Sidebar – Nuclear Verdicts Are Becoming Thermonuclear Verdicts: A Suggestion For Combatting Them

October 12, 2022 / CM Reports / Writing and Speaking

By Melinda S. Kollross

Some commentators have defined a “nuclear verdict” as a verdict of $10 million or greater. Based upon recent verdicts, however, that definition may need changing. 

The Thermonuclear Verdict

Two recent verdicts show that things are getting worse on the defense front and not better. 

In June of 2022, a Los Angeles, California jury went “thermonuclear” in a sexual harassment employment case with a verdict of $464.5 million. The verdict was comprised of $24.6 million in compensatory damages and $440 million in punitive damages. The plaintiffs were men who claimed that they were forced out of their jobs after complaining about sexual and racial harassment.

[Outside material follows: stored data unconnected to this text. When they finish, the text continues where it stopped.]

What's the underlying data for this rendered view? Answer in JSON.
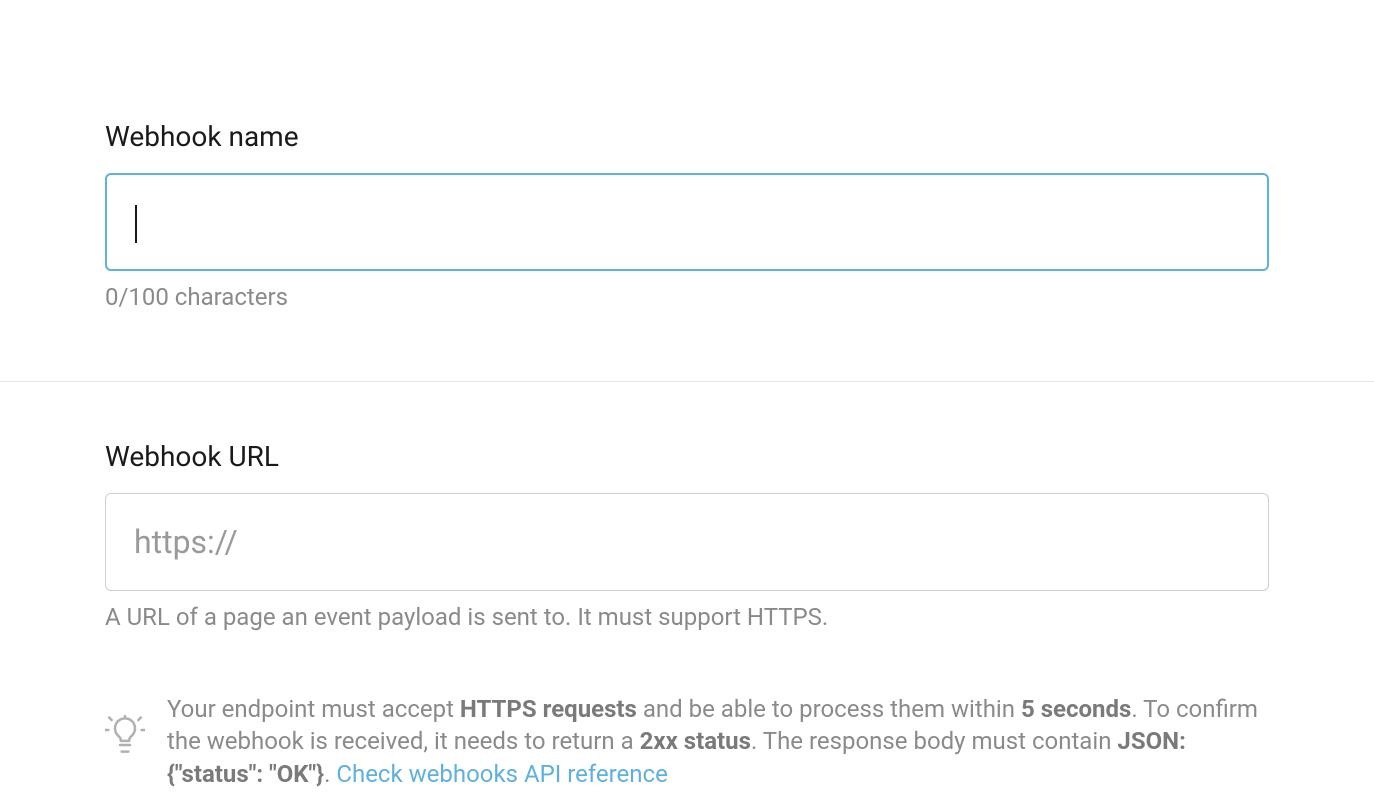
{
  "webhook_name": {
    "label": "Webhook name",
    "value": "",
    "counter": "0/100 characters"
  },
  "webhook_url": {
    "label": "Webhook URL",
    "placeholder": "https://",
    "value": "",
    "helper": "A URL of a page an event payload is sent to. It must support HTTPS."
  },
  "info": {
    "part1": "Your endpoint must accept ",
    "bold1": "HTTPS requests",
    "part2": " and be able to process them within ",
    "bold2": "5 seconds",
    "part3": ". To confirm the webhook is received, it needs to return a ",
    "bold3": "2xx status",
    "part4": ". The response body must contain ",
    "bold4": "JSON: {\"status\": \"OK\"}",
    "part5": ". ",
    "link": "Check webhooks API reference"
  }
}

And in August of 2022, a Georgia jury awarded a staggering $1.7 billion in punitive damages against Ford Motors a day after awarding $24 million in wrongful death damages. Plaintiffs claimed that their decedent parents were killed by a design defect in the roof of the Ford F-250 which failed to protect the decedents in a rollover crash. Plaintiff’s counsel likened the protections offered by the Ford roof as driving in a “convertible”. 

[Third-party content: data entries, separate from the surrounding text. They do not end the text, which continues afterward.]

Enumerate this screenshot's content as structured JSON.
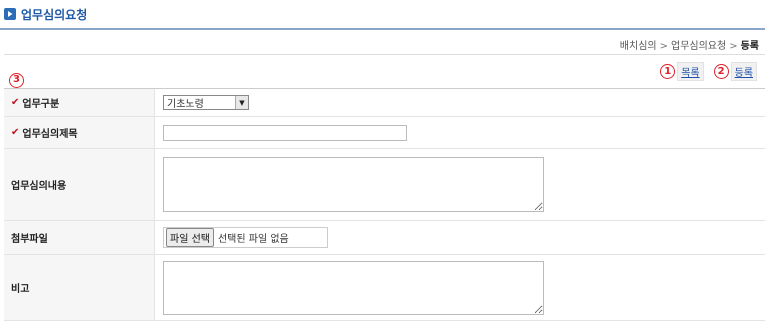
{
  "header": {
    "title": "업무심의요청",
    "title_icon": "play-arrow-icon"
  },
  "breadcrumb": {
    "items": [
      "배치심의",
      "업무심의요청"
    ],
    "current": "등록",
    "separator": ">"
  },
  "actions": {
    "list_label": "목록",
    "list_num": "1",
    "register_label": "등록",
    "register_num": "2"
  },
  "annotation": {
    "required_num": "3"
  },
  "form": {
    "type": {
      "label": "업무구분",
      "value": "기초노령",
      "required": true
    },
    "subject": {
      "label": "업무심의제목",
      "value": "",
      "required": true
    },
    "content": {
      "label": "업무심의내용",
      "value": ""
    },
    "attachment": {
      "label": "첨부파일",
      "button": "파일 선택",
      "status": "선택된 파일 없음"
    },
    "note": {
      "label": "비고",
      "value": ""
    }
  },
  "colors": {
    "accent": "#1f5aa6",
    "required": "#c0121a",
    "annotation": "#e0202a"
  }
}
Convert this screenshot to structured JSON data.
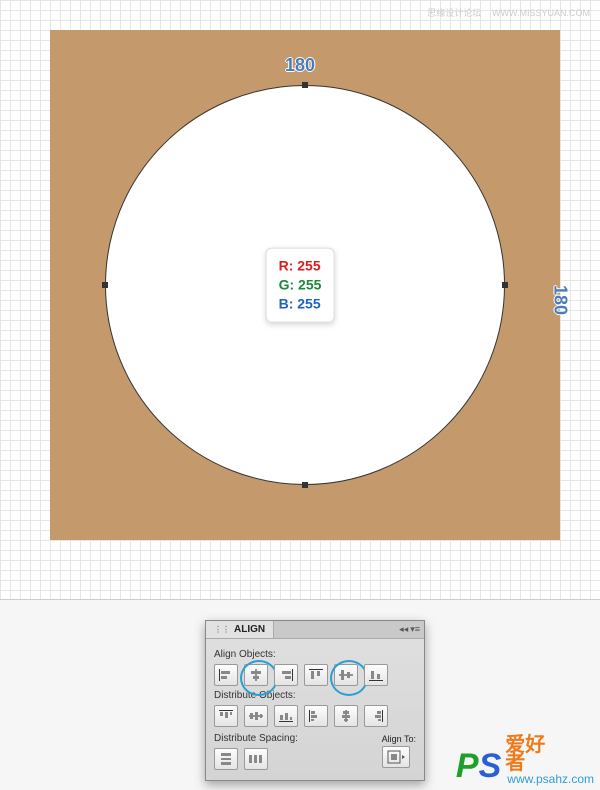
{
  "watermark_top": {
    "text": "思缘设计论坛",
    "url": "WWW.MISSYUAN.COM"
  },
  "canvas": {
    "dim_top": "180",
    "dim_right": "180",
    "rgb": {
      "r": "R: 255",
      "g": "G: 255",
      "b": "B: 255"
    }
  },
  "panel": {
    "title": "ALIGN",
    "sections": {
      "align_objects": "Align Objects:",
      "distribute_objects": "Distribute Objects:",
      "distribute_spacing": "Distribute Spacing:",
      "align_to": "Align To:"
    }
  },
  "watermark_bottom": {
    "ps_p": "P",
    "ps_s": "S",
    "cn1": "爱好",
    "cn2": "者",
    "url": "www.psahz.com"
  }
}
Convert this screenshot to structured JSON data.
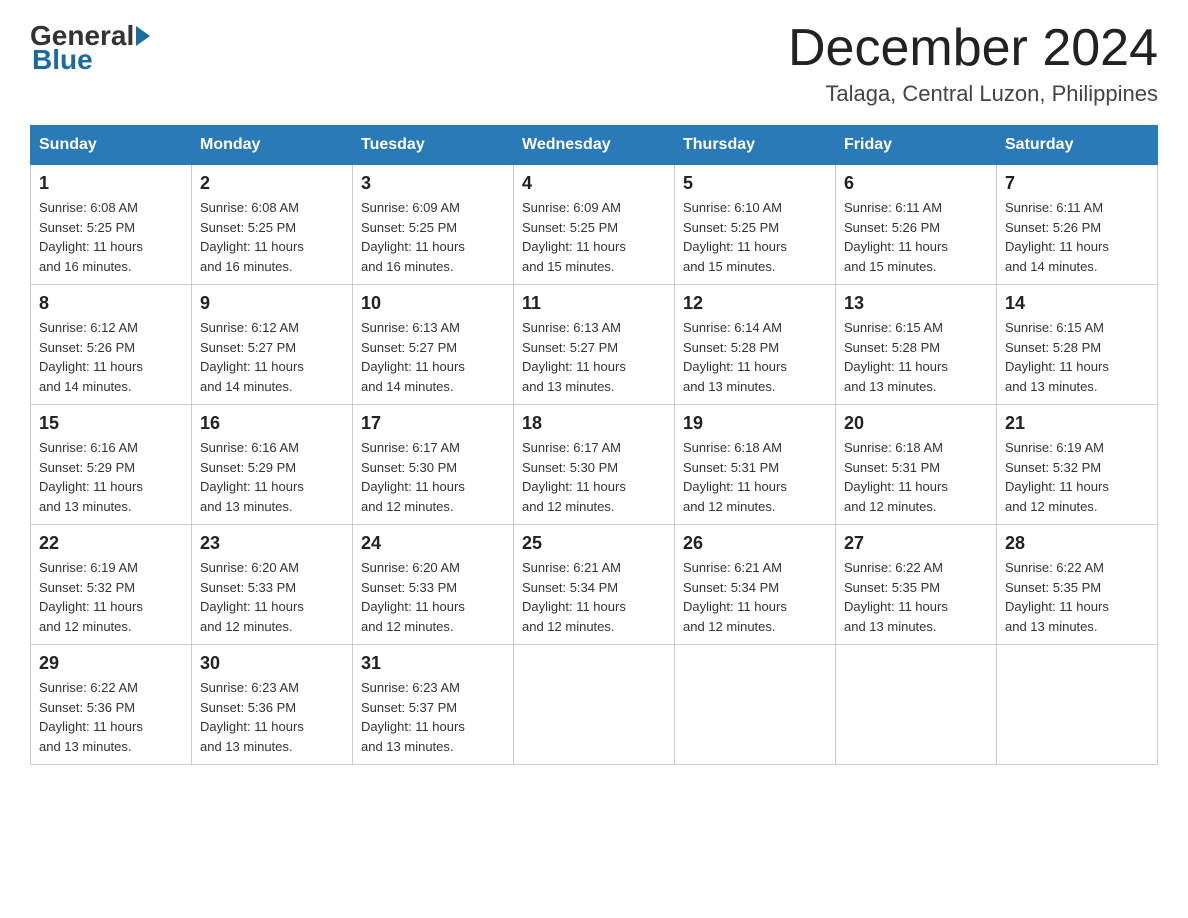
{
  "logo": {
    "general": "General",
    "blue": "Blue"
  },
  "title": "December 2024",
  "subtitle": "Talaga, Central Luzon, Philippines",
  "days_of_week": [
    "Sunday",
    "Monday",
    "Tuesday",
    "Wednesday",
    "Thursday",
    "Friday",
    "Saturday"
  ],
  "weeks": [
    [
      {
        "day": "1",
        "sunrise": "6:08 AM",
        "sunset": "5:25 PM",
        "daylight": "11 hours and 16 minutes."
      },
      {
        "day": "2",
        "sunrise": "6:08 AM",
        "sunset": "5:25 PM",
        "daylight": "11 hours and 16 minutes."
      },
      {
        "day": "3",
        "sunrise": "6:09 AM",
        "sunset": "5:25 PM",
        "daylight": "11 hours and 16 minutes."
      },
      {
        "day": "4",
        "sunrise": "6:09 AM",
        "sunset": "5:25 PM",
        "daylight": "11 hours and 15 minutes."
      },
      {
        "day": "5",
        "sunrise": "6:10 AM",
        "sunset": "5:25 PM",
        "daylight": "11 hours and 15 minutes."
      },
      {
        "day": "6",
        "sunrise": "6:11 AM",
        "sunset": "5:26 PM",
        "daylight": "11 hours and 15 minutes."
      },
      {
        "day": "7",
        "sunrise": "6:11 AM",
        "sunset": "5:26 PM",
        "daylight": "11 hours and 14 minutes."
      }
    ],
    [
      {
        "day": "8",
        "sunrise": "6:12 AM",
        "sunset": "5:26 PM",
        "daylight": "11 hours and 14 minutes."
      },
      {
        "day": "9",
        "sunrise": "6:12 AM",
        "sunset": "5:27 PM",
        "daylight": "11 hours and 14 minutes."
      },
      {
        "day": "10",
        "sunrise": "6:13 AM",
        "sunset": "5:27 PM",
        "daylight": "11 hours and 14 minutes."
      },
      {
        "day": "11",
        "sunrise": "6:13 AM",
        "sunset": "5:27 PM",
        "daylight": "11 hours and 13 minutes."
      },
      {
        "day": "12",
        "sunrise": "6:14 AM",
        "sunset": "5:28 PM",
        "daylight": "11 hours and 13 minutes."
      },
      {
        "day": "13",
        "sunrise": "6:15 AM",
        "sunset": "5:28 PM",
        "daylight": "11 hours and 13 minutes."
      },
      {
        "day": "14",
        "sunrise": "6:15 AM",
        "sunset": "5:28 PM",
        "daylight": "11 hours and 13 minutes."
      }
    ],
    [
      {
        "day": "15",
        "sunrise": "6:16 AM",
        "sunset": "5:29 PM",
        "daylight": "11 hours and 13 minutes."
      },
      {
        "day": "16",
        "sunrise": "6:16 AM",
        "sunset": "5:29 PM",
        "daylight": "11 hours and 13 minutes."
      },
      {
        "day": "17",
        "sunrise": "6:17 AM",
        "sunset": "5:30 PM",
        "daylight": "11 hours and 12 minutes."
      },
      {
        "day": "18",
        "sunrise": "6:17 AM",
        "sunset": "5:30 PM",
        "daylight": "11 hours and 12 minutes."
      },
      {
        "day": "19",
        "sunrise": "6:18 AM",
        "sunset": "5:31 PM",
        "daylight": "11 hours and 12 minutes."
      },
      {
        "day": "20",
        "sunrise": "6:18 AM",
        "sunset": "5:31 PM",
        "daylight": "11 hours and 12 minutes."
      },
      {
        "day": "21",
        "sunrise": "6:19 AM",
        "sunset": "5:32 PM",
        "daylight": "11 hours and 12 minutes."
      }
    ],
    [
      {
        "day": "22",
        "sunrise": "6:19 AM",
        "sunset": "5:32 PM",
        "daylight": "11 hours and 12 minutes."
      },
      {
        "day": "23",
        "sunrise": "6:20 AM",
        "sunset": "5:33 PM",
        "daylight": "11 hours and 12 minutes."
      },
      {
        "day": "24",
        "sunrise": "6:20 AM",
        "sunset": "5:33 PM",
        "daylight": "11 hours and 12 minutes."
      },
      {
        "day": "25",
        "sunrise": "6:21 AM",
        "sunset": "5:34 PM",
        "daylight": "11 hours and 12 minutes."
      },
      {
        "day": "26",
        "sunrise": "6:21 AM",
        "sunset": "5:34 PM",
        "daylight": "11 hours and 12 minutes."
      },
      {
        "day": "27",
        "sunrise": "6:22 AM",
        "sunset": "5:35 PM",
        "daylight": "11 hours and 13 minutes."
      },
      {
        "day": "28",
        "sunrise": "6:22 AM",
        "sunset": "5:35 PM",
        "daylight": "11 hours and 13 minutes."
      }
    ],
    [
      {
        "day": "29",
        "sunrise": "6:22 AM",
        "sunset": "5:36 PM",
        "daylight": "11 hours and 13 minutes."
      },
      {
        "day": "30",
        "sunrise": "6:23 AM",
        "sunset": "5:36 PM",
        "daylight": "11 hours and 13 minutes."
      },
      {
        "day": "31",
        "sunrise": "6:23 AM",
        "sunset": "5:37 PM",
        "daylight": "11 hours and 13 minutes."
      },
      null,
      null,
      null,
      null
    ]
  ],
  "labels": {
    "sunrise": "Sunrise:",
    "sunset": "Sunset:",
    "daylight": "Daylight:"
  }
}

These verdicts are nowhere near a level of just $10 million. These verdicts are instead “thermonuclear” verdicts, which are more aptly defined, as one commentator put it, as a “classic disproportionate response” …a verdict that “far exceeds a reasonable damages amount that only emotional or punitive juror motives can adequately explain it”. 

A Suggestion For Combatting The Nuclear/Thermonuclear Verdict: Embed Appellate Counsel At Trial

If the insurance and defense industry is to corral these runaway verdicts, they must stop the game-playing the plaintiff’s personal injury bar is so good at. The plaintiff’s PI bar utilizes these “games” not for the sake of justice, but for the sake of getting a thermonuclear award. Appellate counsel can help put a stop to this; while your trial counsel focuses on trying your case, appellate counsel can focus on stopping or curtailing the “games plaintiff’s play,” while at the same time making sure your record is properly preserved for any appeal. 

Third-party Funding:

Appellate counsel can handle the research, brief writing, and oral motion practice to demand discovery of who has the real financial interest in PI litigation—and argue for letting the jury hear this. 

The Reptile:

Through aggressive motion in limine practice, Appellate counsel can show the trial court that any use of this “reptile strategy” should be barred as being nothing more than an illegal Golden Rule argument.

Anchoring the Jury:

Another favorite ploy of the plaintiff’s PI bar to hike up a damage award is 

to take numbers out of thin air and suggest those to the jury in closing argument as reasonable compensation, especially for non-economic losses and punitive damages. The “game” is called “anchoring”, and countless studies have shown a correlation between the numbers the plaintiffs throw out and the amount a jury eventually awards. Again, through an aggressive motion in limine practice, Appellate counsel can help to put a stop to this.

A Real-Life Example Of The Wisdom Of Embedding Appellate Counsel

The author, and her Appellate and Trial Monitoring Practice Group, are routinely retained to work high exposure trials as embedded Appellate counsel to combat nuclear and thermonuclear verdicts and make sure a record is preserved for appeal. In one such case that was tried in the dangerous venue and recognized judicial hellhole of Cook County Illinois, our embedded Appellate counsel researched the plaintiff’s counsel, discovering that plaintiff’s counsel had put on his website the closing argument in another case where he had obtained a “thermonuclear” verdict. Upon close examination of the closing argument, it was determined that most of it was objectionable, and a motion in limine was prepared to prevent plaintiff’s counsel from repeating these objectionable arguments in the case being monitored. The motion in limine was presented to the trial court right before closing argument, and the trial court granted most of the motion. This left plaintiff’s counsel almost “speechless” during his closing argument and a not guilty was returned by the jury. Hence, the wisdom of embedding Appellate counsel in high exposure trials.